若说惠栋是考据的“工程派”,那么**焦循**则堪称考据的“炼金术士”。焦循的《易学三书》(《易图略》《易通释》《易章句》),体量宏大,根基却是最严格的文字训诂与卦象考索。他斥京房、邵雍之“伪”,亦不满足于虞翻的繁琐。他从《系辞》的“旁通情也”与“参伍以变”中,提炼出“旁通”“相错”“时行”三大法则,试图以极其有限的几个数学化公式,统摄全部卦爻变化。这难道不是一种最高级的“义理”追求吗?

我认为,焦循的真正目的,并非回到汉代,而是借汉代“象”的躯壳,构筑一个合乎儒家伦理的、严密的宇宙证明体系。当他用“比例”之法,将《否》《泰》二卦的错综变化来解说《论语》的“君子坦荡荡”时,考据在此已不再是目的,而成了哲学思辨的提线木偶。这种在故纸堆里腾挪跌宕的创造力,才是乾嘉易学最动人之处。它证明,即便是最枯燥的汉学考据,其骨髓里也流淌着宋学“求道”的血液,只是换了张更为严肃的脸面。

**其三,汉宋之辩的最终和解:从“易图”的覆灭到“易学”的开放。**

考据之风的极致,莫过于对“河图洛书”归属权的争夺。胡渭的《易图明辨》如老吏断狱,将宋代太极图、先天图之伪托,剖白于天下,使“图书”之说在学者间几近声名狼藉。从表面看,这是汉学对宋学的彻底胜利。

然而,胜利之后却是虚空。剥去了周敦颐的“太极”,剥去了邵雍的“先天”,《周易》书页中剩下的只是零星的古文字与残存的古占例。这个时候,反而是那些被视为保守的宋学家,如**李光地**所纂《周易折中》,在官方层面采取了“兼收并采”的姿态,将汉儒的象数与宋儒的理气并置一案。

我以为,清代易学考据最伟大的遗产,不在于它“考”出了多少真相,而在于它**考破了“独断”**。

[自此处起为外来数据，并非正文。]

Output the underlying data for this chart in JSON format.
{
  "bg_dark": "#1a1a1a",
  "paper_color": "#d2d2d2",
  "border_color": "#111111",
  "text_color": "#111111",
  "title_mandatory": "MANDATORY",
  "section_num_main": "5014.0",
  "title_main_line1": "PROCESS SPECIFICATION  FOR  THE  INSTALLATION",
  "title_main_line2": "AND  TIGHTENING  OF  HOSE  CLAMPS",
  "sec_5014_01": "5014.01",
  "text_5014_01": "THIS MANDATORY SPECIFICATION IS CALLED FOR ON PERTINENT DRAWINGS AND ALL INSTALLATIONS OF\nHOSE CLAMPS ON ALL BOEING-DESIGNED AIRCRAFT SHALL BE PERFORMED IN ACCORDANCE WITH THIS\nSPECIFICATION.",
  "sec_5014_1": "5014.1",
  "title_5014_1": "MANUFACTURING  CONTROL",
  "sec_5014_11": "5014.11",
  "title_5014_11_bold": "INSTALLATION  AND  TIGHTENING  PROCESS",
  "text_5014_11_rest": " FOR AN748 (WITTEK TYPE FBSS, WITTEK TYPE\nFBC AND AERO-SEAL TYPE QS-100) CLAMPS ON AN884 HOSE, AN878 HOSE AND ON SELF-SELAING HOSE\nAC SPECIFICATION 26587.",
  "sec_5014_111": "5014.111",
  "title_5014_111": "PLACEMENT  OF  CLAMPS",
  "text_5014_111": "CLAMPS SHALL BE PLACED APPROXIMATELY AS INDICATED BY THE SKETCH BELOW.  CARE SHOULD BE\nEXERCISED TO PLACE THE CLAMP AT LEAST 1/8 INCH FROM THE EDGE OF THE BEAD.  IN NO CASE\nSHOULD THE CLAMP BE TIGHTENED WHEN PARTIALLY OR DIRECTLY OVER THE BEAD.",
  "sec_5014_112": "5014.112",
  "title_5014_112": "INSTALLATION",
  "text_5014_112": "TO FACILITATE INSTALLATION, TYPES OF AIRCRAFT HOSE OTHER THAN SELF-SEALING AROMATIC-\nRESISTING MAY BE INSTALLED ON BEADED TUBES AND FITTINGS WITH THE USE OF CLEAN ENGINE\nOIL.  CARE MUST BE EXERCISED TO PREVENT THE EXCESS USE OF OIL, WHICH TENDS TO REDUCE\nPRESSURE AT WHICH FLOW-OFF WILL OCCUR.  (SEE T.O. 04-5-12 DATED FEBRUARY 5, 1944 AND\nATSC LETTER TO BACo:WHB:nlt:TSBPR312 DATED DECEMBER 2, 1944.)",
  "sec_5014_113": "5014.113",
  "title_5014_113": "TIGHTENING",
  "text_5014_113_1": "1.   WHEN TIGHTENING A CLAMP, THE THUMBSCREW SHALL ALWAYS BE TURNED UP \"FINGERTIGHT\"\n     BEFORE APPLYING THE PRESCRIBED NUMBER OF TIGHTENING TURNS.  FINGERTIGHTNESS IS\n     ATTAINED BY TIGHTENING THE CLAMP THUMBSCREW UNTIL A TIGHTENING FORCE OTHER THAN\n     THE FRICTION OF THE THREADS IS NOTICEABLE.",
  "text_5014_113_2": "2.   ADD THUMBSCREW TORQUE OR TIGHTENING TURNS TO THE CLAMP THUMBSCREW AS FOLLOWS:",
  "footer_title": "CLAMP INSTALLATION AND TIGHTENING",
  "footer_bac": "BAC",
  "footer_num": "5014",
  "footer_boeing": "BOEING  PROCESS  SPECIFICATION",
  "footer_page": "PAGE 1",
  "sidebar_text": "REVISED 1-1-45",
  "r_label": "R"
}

无论是汉儒的“象”,宋儒的“理”,还是清儒的“据”,一旦被置于实证的放大镜下,就都成了可供讨论、辩驳、修正的“假设”。这使得“易学”这门古老的学问,第一次具有了现代意义的“学术开放精神”。后来的俞樾、孙诒让等人,皆可无拘束地综合汉宋、贯通经史,正是得益于这份被“考据”冰水洗刷过后的理性和平。

故而我常说,清代汉学家们表面是守旧的“顽固派”,实质上却是一群充满怀疑精神的“启蒙者”。他们用力最深处,恰是《周易》这部最古老哲学典籍里最具弹性与生命力的部分。他们追问的是:在“圣人之言”之外,我们还能凭借什么来理解这个世界?

此正是考据之“革命”的底色。不知君意以为如何?不妨再就此“开放性”与“独断性”之张力,再作深谈。